Rabbi Joel Rembaum raised the question of whether Foreign Editor Simon Li wasn’t responsible for some of the least-appreciated headlines, photos and captions. Lauter said that Li, who was singled out in The Journal’s reporting on the Times last year, is a superior, dedicated editor who is simply not adept at handling readers’ complaints.

That may be true, but the end result, for many readers, is an air of aloofness and unresponsiveness surrounding the Times. People would be even more impressed, I imagine, if Times editors would come out of their compound and talk more often. In Chicago, Tribune editors held two open meetings at which Jews upset with Israel coverage voiced their complaints. Editors at the Trib’s subsidiary, the Times, have been less than forthcoming.

(At press time, The Journal learned that Li had stepped down as Times foreign editor.
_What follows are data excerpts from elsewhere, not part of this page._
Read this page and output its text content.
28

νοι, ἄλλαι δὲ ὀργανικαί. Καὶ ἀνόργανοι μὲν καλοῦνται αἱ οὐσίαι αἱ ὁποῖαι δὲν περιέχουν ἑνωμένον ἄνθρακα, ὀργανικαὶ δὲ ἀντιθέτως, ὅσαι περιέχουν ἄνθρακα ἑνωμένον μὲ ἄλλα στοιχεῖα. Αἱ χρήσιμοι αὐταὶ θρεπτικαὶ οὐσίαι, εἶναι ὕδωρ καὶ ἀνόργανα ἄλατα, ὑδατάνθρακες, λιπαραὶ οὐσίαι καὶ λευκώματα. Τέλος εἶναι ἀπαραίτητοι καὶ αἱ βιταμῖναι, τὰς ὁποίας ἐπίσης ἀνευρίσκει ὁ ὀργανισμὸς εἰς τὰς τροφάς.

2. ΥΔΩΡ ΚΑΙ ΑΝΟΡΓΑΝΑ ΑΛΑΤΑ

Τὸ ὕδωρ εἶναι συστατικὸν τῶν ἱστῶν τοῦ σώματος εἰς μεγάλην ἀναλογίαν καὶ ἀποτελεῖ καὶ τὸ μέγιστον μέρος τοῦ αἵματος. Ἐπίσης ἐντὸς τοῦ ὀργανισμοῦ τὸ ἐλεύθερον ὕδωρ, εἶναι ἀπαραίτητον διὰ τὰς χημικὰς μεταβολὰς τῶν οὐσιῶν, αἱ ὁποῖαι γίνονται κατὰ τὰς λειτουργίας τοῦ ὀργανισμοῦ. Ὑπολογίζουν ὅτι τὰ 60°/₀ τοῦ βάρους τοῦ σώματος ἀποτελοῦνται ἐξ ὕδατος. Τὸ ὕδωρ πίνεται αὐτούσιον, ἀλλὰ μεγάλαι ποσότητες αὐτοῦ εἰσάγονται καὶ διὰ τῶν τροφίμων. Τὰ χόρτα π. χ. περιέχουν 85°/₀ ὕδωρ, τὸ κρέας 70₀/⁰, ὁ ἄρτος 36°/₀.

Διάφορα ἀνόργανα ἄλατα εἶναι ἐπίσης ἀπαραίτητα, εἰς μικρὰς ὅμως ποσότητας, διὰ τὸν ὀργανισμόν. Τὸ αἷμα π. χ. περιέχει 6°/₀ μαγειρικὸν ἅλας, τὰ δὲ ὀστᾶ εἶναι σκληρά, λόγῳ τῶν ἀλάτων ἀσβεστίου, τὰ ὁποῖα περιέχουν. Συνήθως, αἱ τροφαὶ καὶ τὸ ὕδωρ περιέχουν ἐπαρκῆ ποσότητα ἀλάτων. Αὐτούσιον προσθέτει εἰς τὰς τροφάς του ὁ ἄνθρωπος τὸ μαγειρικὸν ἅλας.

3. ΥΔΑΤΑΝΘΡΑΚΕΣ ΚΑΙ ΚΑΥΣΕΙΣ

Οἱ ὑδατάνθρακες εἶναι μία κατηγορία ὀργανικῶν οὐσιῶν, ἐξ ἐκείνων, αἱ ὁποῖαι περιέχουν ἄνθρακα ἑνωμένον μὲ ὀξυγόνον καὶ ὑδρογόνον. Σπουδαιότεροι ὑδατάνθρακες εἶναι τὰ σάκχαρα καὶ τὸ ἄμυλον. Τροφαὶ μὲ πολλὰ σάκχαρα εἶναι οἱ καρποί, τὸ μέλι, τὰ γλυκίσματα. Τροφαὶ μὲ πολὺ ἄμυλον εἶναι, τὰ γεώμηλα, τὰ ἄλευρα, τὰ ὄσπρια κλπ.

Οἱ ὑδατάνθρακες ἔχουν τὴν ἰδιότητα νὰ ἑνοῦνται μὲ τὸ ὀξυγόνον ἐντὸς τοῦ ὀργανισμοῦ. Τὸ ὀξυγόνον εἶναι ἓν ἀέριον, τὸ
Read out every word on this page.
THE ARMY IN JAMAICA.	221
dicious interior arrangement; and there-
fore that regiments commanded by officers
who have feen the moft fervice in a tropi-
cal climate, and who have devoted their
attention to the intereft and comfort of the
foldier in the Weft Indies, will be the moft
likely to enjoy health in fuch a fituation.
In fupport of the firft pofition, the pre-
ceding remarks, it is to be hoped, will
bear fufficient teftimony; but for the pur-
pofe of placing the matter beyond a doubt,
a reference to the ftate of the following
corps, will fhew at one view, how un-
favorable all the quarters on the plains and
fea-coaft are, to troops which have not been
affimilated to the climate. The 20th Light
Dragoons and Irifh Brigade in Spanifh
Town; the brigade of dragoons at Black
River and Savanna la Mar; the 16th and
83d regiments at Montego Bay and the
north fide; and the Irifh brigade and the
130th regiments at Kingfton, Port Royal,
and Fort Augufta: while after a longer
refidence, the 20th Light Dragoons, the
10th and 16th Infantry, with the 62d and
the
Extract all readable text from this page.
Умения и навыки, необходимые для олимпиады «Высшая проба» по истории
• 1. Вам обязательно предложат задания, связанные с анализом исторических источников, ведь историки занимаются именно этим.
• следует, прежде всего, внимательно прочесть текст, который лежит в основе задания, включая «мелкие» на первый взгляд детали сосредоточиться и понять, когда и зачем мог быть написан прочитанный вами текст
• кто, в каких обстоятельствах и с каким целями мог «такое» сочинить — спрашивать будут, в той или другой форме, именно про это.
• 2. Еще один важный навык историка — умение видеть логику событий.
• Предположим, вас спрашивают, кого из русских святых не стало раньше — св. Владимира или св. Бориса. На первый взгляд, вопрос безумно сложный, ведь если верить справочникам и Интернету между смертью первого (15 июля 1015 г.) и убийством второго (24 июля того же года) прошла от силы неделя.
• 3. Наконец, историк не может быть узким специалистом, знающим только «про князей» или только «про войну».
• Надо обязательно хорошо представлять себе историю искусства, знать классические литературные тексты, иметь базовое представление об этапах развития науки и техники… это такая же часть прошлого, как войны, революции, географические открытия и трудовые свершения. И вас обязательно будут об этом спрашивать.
Former Mideast correspondent Marjorie Miller will take his place.)

If anything, said Lauter, American newspapers are biased in favor of Israel. He pointed to a sympathetic profile the Times ran in April of an Israeli woman soldier. “When was the last time you read a story [in the Times] about the bravery of a Palestinian fighter?” he asked. Editors, like the rest of us, see the world through a certain framework. The American press sees Israel as a sometimes flawed, democratic nation facing people who resort to violence and terror in their essentially just fight for nationhood, he said. “If you believe media coverage influences public opinion,” Lauter said, “it’s hard to square consistent support for Israel with allegations of media bias.”

What Lauter did not directly address was the fact that despite their pro-Israel “framework,” journalists almost always root for the underdog, and almost all have a bias against Israel’s permanent occupation of the West Bank and Gaza The bias against occupation does influence coverage — my opinion, not Lauter’s.

Nevertheless, audience members were perhaps a bit more mollified at this point. They were impressed that their specific complaints had made an impact on Times editors. Specific complaints get attention. The more general and hot-headed the gripe, Lauter said, the more likely it was to be shelved. He was referring, not too obliquely, to a litany of grievances sent to the Times by StandWithUs.

Toward the end of the discussion, one woman in the audience admitted that she preferred the old days when the press portrayed Israel as David and the Arabs were Goliath. Lauter was nonplussed. “Ninety-nine percent of the time Goliath wins,” he said. “So stick with Goliath.”